Sunday, June 17, 2007

Torture Porn

____________


Fresh-scrubbed New York Sun columnist Lenore Skenazy objects in a recent Advertising Age piece to what she dubs ''torture porn,'' where the protagonist gets raped, brutalized and killed (It's Torture! It's Porn! What's Not to Like?)

She accuses the producers of these films of ''abusing women and making a profit off of it.''

Well, unless these are actual, bona fide snuff films, then this is only a show, albeit, a gory show. The actresses are profiting as well as the moviemakers. Skenazy's is little more than the age-old moral question over the propriety of the objectification of a human being.

Such transactions are probably just a quid pro quo--the actress trades a service in exchange for a price. It could be argued that to disallow this traffic is an undue barrier to a woman's free trade of her own goods and services.

But it is Skenazy's confusion of the movies with real life which is most troubling:

''If we start accepting this kind of movie as just 'extreme' horror, the baseline will change. What once seemed out of line will become mainstream.''

''Do we want torture to become mainstream, too? Are we eager for sexual predator reality shows?''


Ummm. . .it's called 'Abu Ghraib,' and probably many other unnamed yet equally unsavory gulags. And it has already come to a prison near you. There is no more hideous dominatrix than the troll Lynndie England.

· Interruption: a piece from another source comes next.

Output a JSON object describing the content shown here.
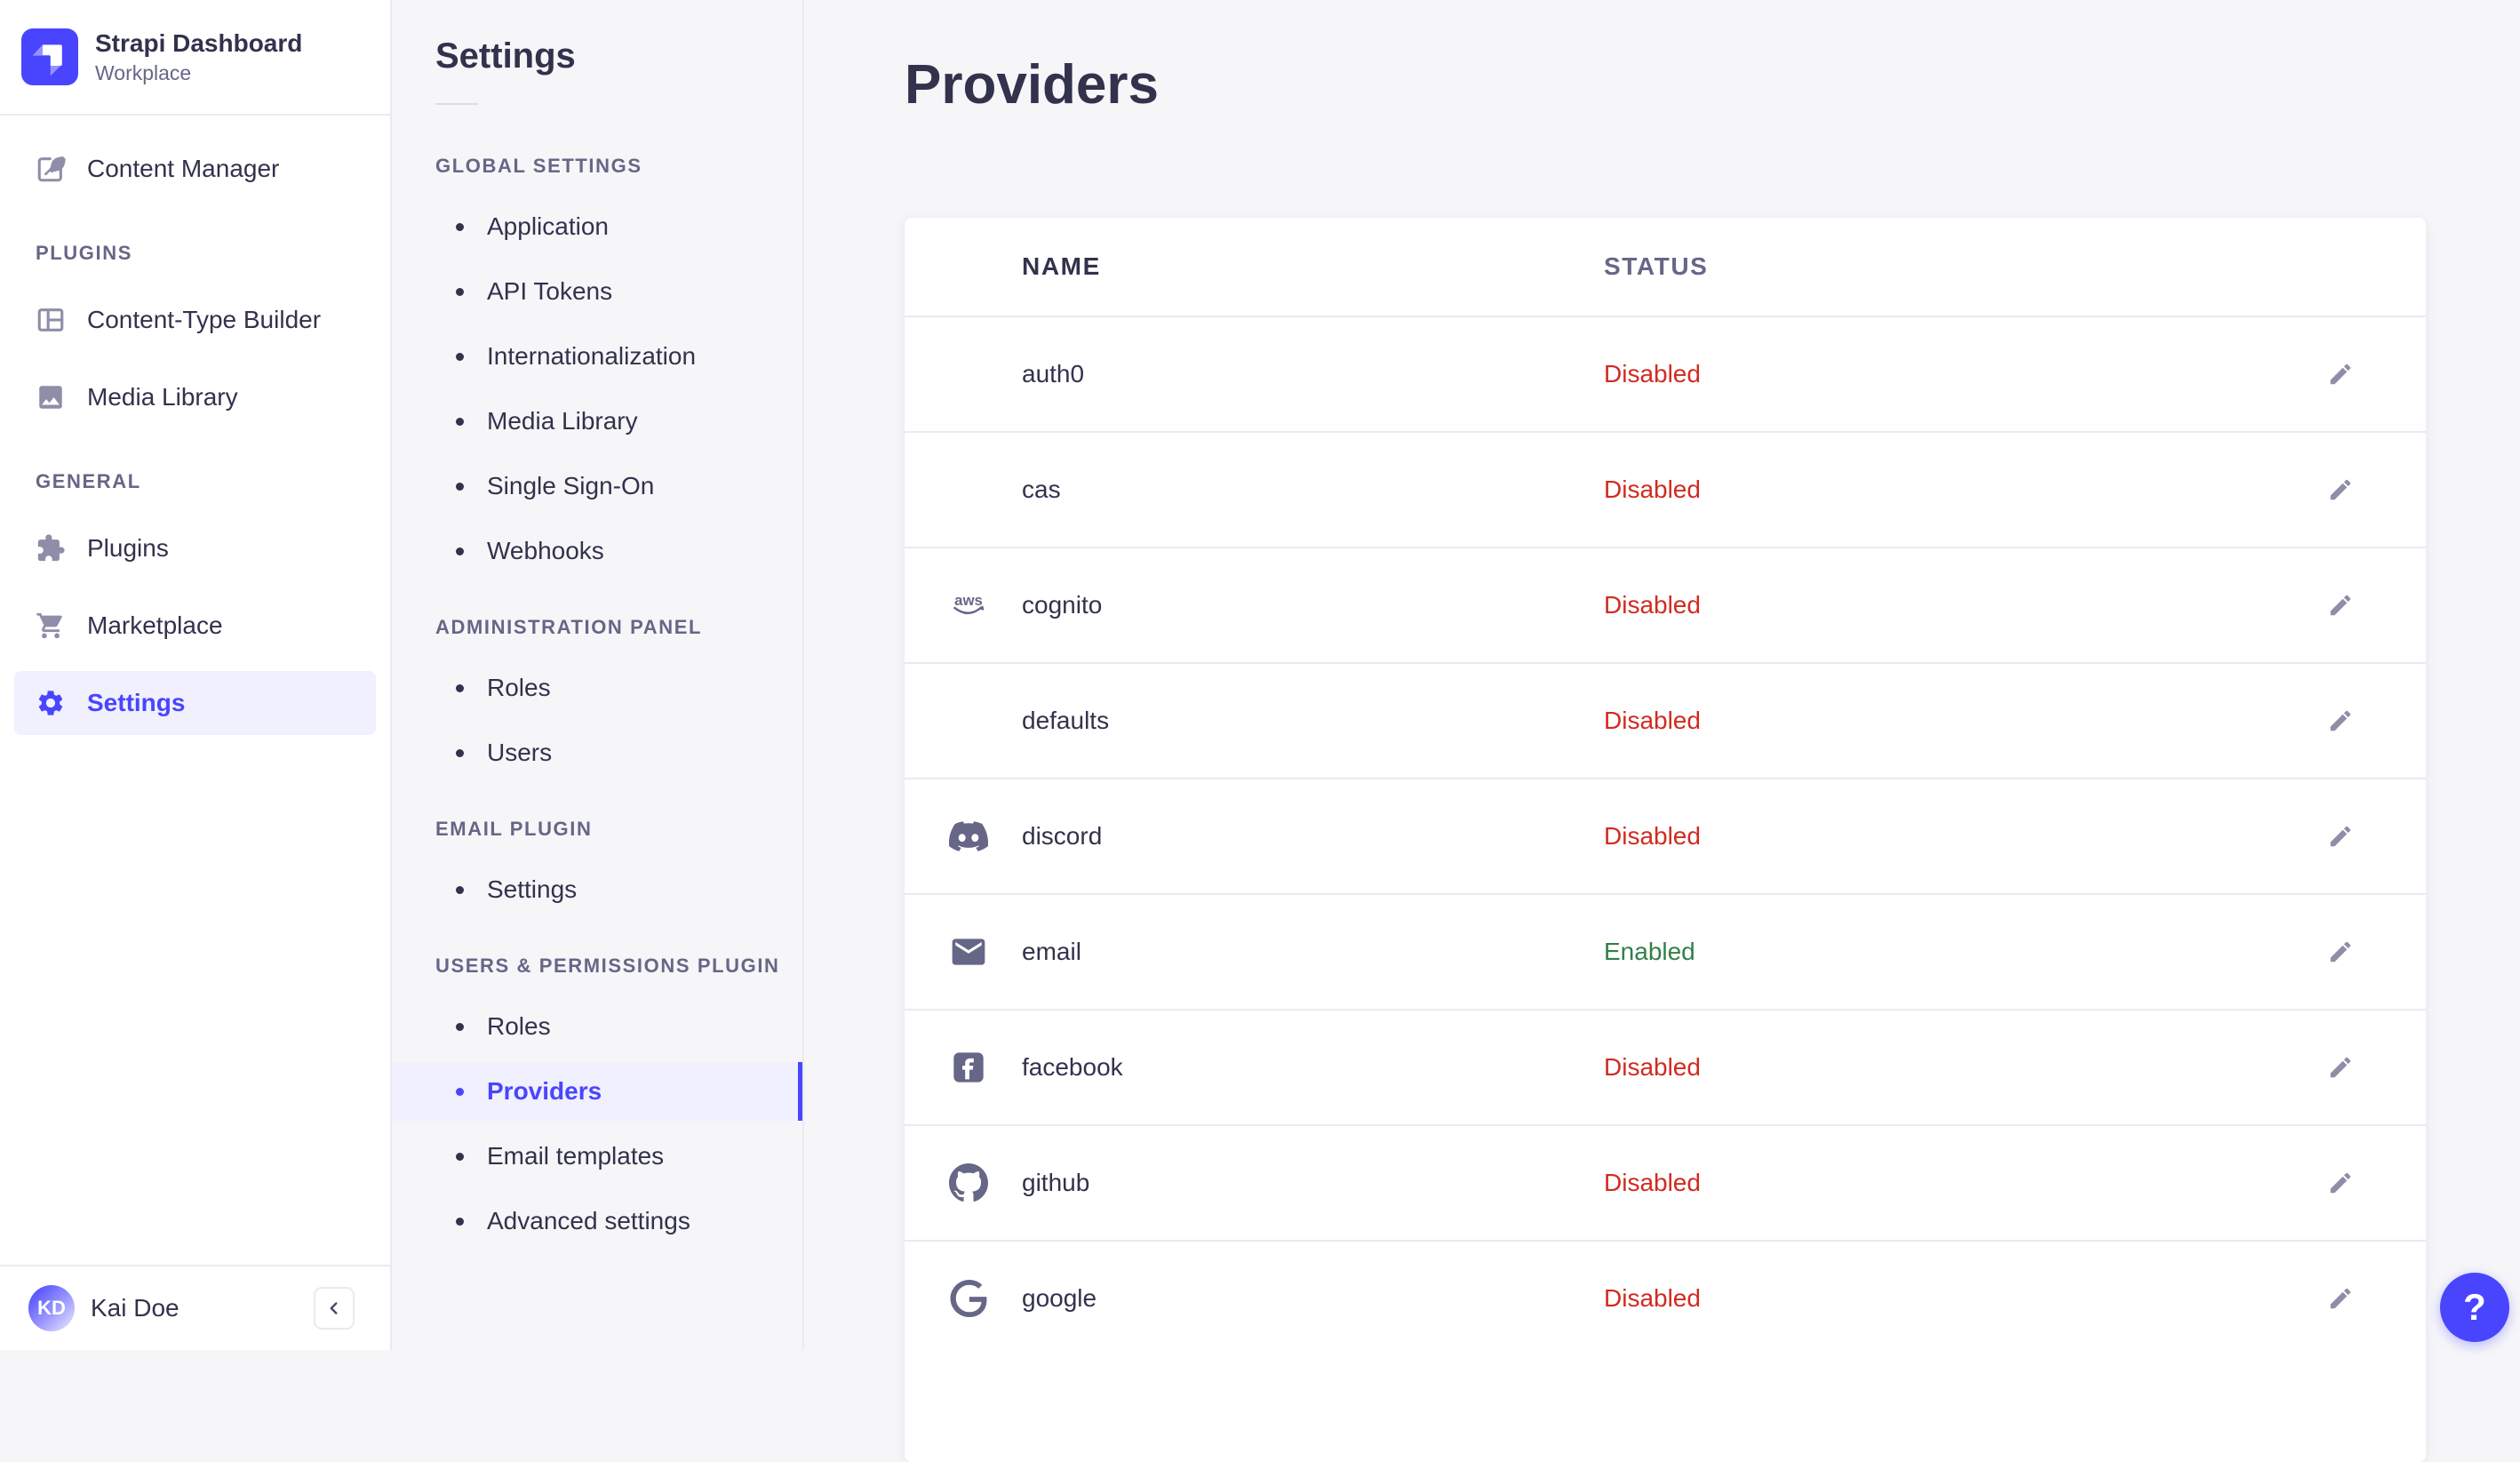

Her beau, Mr. Graner, certainly qualifies as more gag-inducing than the producer of any Hollywood piece of celluloid trash. And these winners performed on the payroll of the U.S. Army.

''If that's the world you want to live in, all you have to do is sit tight. It's coming. But if you'd like a different future, you've got to act.''


I would agree in her challenge to act, but first you've got to decide what to act upon.

Do such naive Puritanical views still color the American outlook? That if we can only muzzle Larry Flynt, all will be well again? Yes, Lenore, I want a different future. But what passes for entertainment in the cinema is the least of my concerns.

Torture porn has played out daily for five years now under the rubric of this administration, and that is the torturous pornography that hurts me, as well as the real-life protagonists who must sustain it.

--by Lisa and Jim

Labels: ,

2 Comments:

Blogger Flinger said...

For an outstanding review of the empirical literature on the relationship of rape and porn
see this.

For me the tie-breaker has always been the evidence of rape in the porn industry itself. If that is true generally, imagine what is going on behind the scenes in the "torture rape" industry.

Sunday, June 17, 2007 at 6:31:00 PM GMT-5  
Blogger rangeragainstwar said...

flinger,

Ranger is concerned with what goes on behind the scenes with these phony wars. This is being done with money from my pocket and w/o my consent, so that is a form of consumer rape.

It is that violation, along with the real-life torture in our prisons, and denial of habeus corpus which amounts to torture, which concerns me.

I used Skenazy's article as a trope, but it is not my primary concern here.